Gun control in Canada has proved a worse social issues in Canada today which divides the whole country in terms of rural-versus-urban areas. For those citizens who live in urban areas, guns tend to be associated with inner-city crime, like gangland murders, so ban on gun possession is usually high. While those people who live in rural parts of the Canada, usually associate guns with hunting, sport shooting and collecting, and gun ban rate is low there.

Homosexuality

In Canada the citizen’s attitudes towards same-sex (homosexual) relationships have greatly liberalized over the last two decades. Beginning in 1969, most legal bans on sodomy were imposed, and even then, more and more Canadians have been comfortable living “out” lives as open homosexuals.
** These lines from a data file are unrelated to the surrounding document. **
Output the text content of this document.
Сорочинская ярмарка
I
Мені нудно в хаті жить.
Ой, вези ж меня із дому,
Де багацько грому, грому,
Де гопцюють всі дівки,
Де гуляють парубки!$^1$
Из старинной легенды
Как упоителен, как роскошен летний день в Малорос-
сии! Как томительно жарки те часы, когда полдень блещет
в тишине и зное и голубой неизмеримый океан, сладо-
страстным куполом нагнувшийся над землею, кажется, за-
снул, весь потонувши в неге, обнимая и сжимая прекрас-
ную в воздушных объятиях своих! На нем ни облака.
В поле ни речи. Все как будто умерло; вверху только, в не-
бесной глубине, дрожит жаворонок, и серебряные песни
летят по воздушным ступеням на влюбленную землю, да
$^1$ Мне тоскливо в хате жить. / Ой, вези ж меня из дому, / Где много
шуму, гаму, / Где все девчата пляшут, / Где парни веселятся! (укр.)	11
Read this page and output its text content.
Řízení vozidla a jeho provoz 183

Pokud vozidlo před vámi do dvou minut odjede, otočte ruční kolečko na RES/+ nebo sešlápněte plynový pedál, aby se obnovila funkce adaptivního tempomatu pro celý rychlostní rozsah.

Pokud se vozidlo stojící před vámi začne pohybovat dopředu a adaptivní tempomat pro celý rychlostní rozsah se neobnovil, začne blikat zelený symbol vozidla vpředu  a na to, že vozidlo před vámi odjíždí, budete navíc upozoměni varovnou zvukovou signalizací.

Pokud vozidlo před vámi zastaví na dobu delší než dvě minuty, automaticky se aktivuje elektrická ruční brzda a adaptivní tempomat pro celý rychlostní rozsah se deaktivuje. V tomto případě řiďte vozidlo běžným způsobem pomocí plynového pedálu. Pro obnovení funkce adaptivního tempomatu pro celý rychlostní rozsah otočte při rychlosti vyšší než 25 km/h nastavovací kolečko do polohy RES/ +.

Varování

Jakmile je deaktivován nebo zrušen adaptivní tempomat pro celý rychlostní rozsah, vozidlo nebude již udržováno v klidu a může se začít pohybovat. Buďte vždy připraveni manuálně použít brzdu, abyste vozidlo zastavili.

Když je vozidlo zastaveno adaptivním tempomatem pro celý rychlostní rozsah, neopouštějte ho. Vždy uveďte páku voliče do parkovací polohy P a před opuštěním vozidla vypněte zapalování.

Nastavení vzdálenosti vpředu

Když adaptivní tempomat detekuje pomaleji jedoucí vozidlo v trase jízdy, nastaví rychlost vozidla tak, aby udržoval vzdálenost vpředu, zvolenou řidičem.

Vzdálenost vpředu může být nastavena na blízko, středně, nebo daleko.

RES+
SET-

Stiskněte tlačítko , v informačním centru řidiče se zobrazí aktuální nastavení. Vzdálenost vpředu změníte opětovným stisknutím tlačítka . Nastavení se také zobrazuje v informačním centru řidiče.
In 2005, after years of opposition from both major political parties of the Canada, same-sex marriage was legalized in country when the government of Paul Martin passed the Civil Marriage Act. According to this act marriage is simply a “lawful union of two persons.” This act was regularly opposed by many Christian groups and political conservatives, but the Conservative Party of Canada itself has long since abandoned its promise to reverse the legislation.

Prostitution

Prostitution is the worse social issues in the world. prostitutionPaying for sex is technically not illegal in Canada, but offering the sex service is illegal. This clearly means that Canadian law is biased against prostitutes, this situation has caused some controversy among the country’s growing “rights for sex workers” movement. From the legalization debate point of view, the Canadian current prostitution laws are exceedingly old in their language and scope, and it will possibly be revisited at some point in the coming future.

Gambling

Gambling was first legalized in 1969, and there become a dramatic boom in Canada during the 1980s and 1990s. Now all provinces of Canada are home to a wide variety of legal games of chance, including casinos, slot machines, sports bookies, lottery tickets, animal racing tracks and more. In May 27, 2010, the province of British Columbia went even a step more ahead and became the first jurisdiction in North America to legalize online gambling. The point is that in all these cases, gambling services are government-run. If in Canada someone runs a private casino or betting house it remains illegal.

The Canadian Quebec's massive Casino de Montreal is considered one of the largest casinos in North America.

The Death Penalty

The Canadian government executed 810 convicted prisoners from 1859 to 1962, mostly by hanging. The death penalty was given to them for various crimes involving treason or murder. After many controversial cases, a freeze on further executions was imposed in 1966, this was more supported by the outright abolishment of the death penalty in 1976, by the Liberal government of Pierre Trudeau (1919-2000).

In spite of being execution-free for more than 30 years, the public support for executing killers remains high in Canada, though no political party of Canada officially supports reversing the current ban.

Animal Rights

Though pet ownership like cats and dogs is common in Canada, but pet owners are often discriminated. Many public buildings, including park and apartments, forbid animals and in many parts of the country the types and breeds of pet animals are allowed to own is limited by law. So the physical abuse of animals remains a crime in country.